Trimmed demand outlook causes oil first loss in 10 days
Crude oil returned to the red territory on Thursday, halting a nine-day gaining streak after demand recovery was trimmed even in the face of production cuts and hopes that rollouts of vaccines will drive recovery.
At the session, the price of the Brent crude depreciated by 19 cents or 0.31 per cent to sell at $61.28 per barrel, while the United States’ West Texas Intermediate (WTI) declined by 13 cents or 0.22 per cent to trade at $58.49 per barrel.
The development came on the heels of a negative forecast by the Organization of the Petroleum Exporting Countries (OPEC) on Thursday in which it trimmed its oulook for a rebound in global oil demand in 2021.
In its monthly report, OPEC said it expects oil demand to rise by 5.8 million barrels a day in 2021, down 100,000 barrels a day from its January forecast, to average 96.1 million barrels a day.
OPEC said that demand fell by 9.7 million barrels a day in 2020 to average 90.3 million barrels a day, slightly lowering its estimate by 30,000 barrels a day.
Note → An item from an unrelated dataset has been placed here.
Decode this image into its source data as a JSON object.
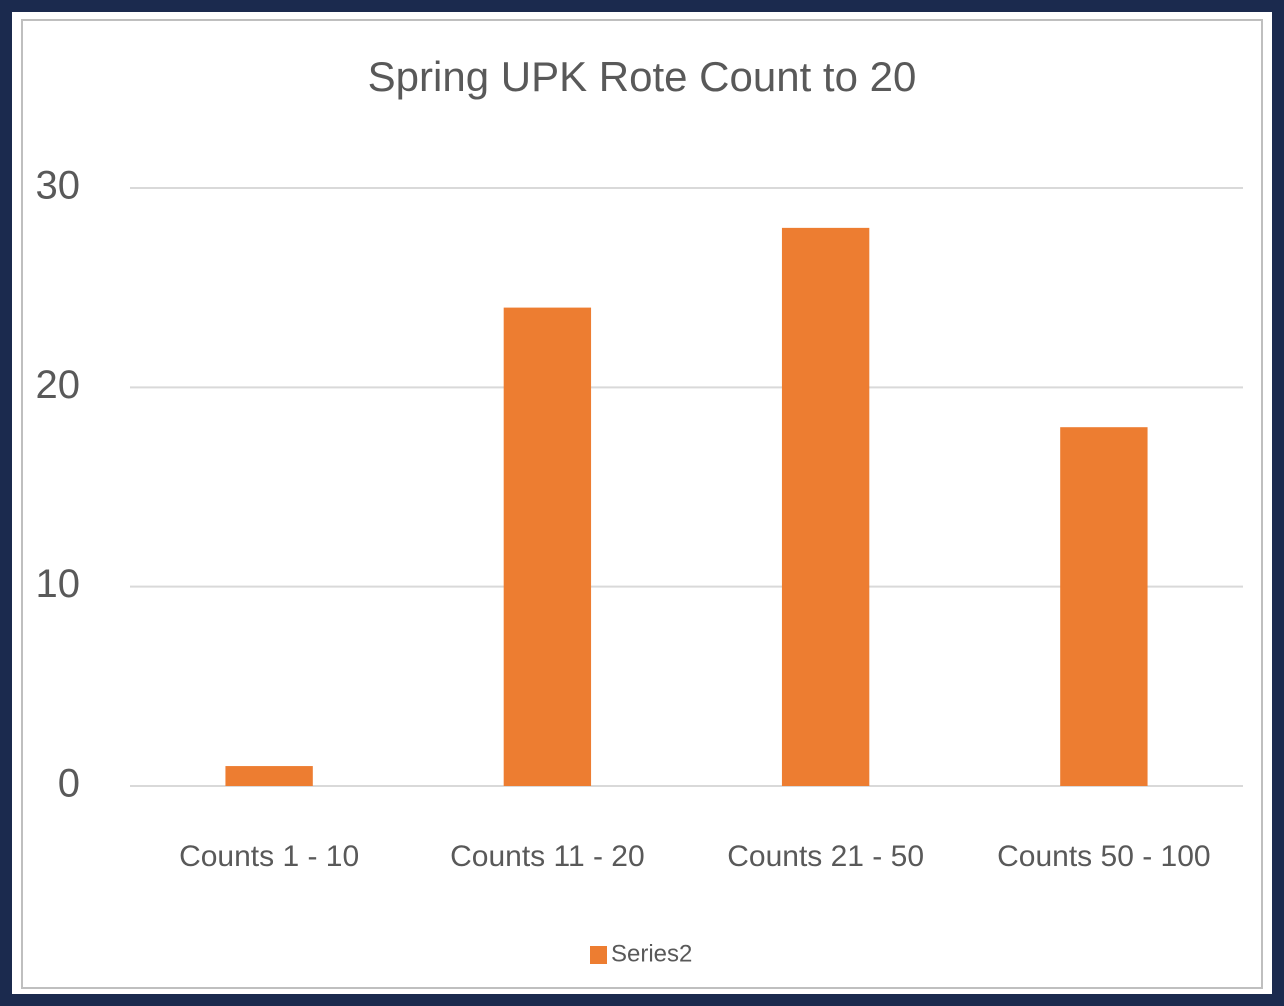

The cartel said its forecast for non-OPEC supply growth in 2021 was revised down by around 200,000 barrels a day to show a rise of 700,000 barrels a day, for an average of 63.3 million barrels a day.
The global crude benchmark, Brent, had risen for the previous nine sessions, its longest sustained period of gains since January 2019.
Earlier, the International Energy Agency (IEA), in its own monthly report, said that a recovery in demand will outstrip rising output in the second half of the year to prompt a rapid stock draw of the glut of crude built up since the outbreak of the coronavirus.
However, the IEA said it remains cautious about the outlook for oil demand in the first quarter, in part due to new COVID variants, and has downwardly revised its first-quarter forecast by 100,000 barrels per day, with demand now expected to decline by 110,000 barrels per day year-over-year, to 93.7 million barrels per day.
The Energy Information Administration (EIA) said in a monthly report issued Tuesday that it expects global consumption of petroleum and liquid fuels to rise by 5.4 million barrels per day in 2021. That forecast was down 200,000 barrels from the January forecast.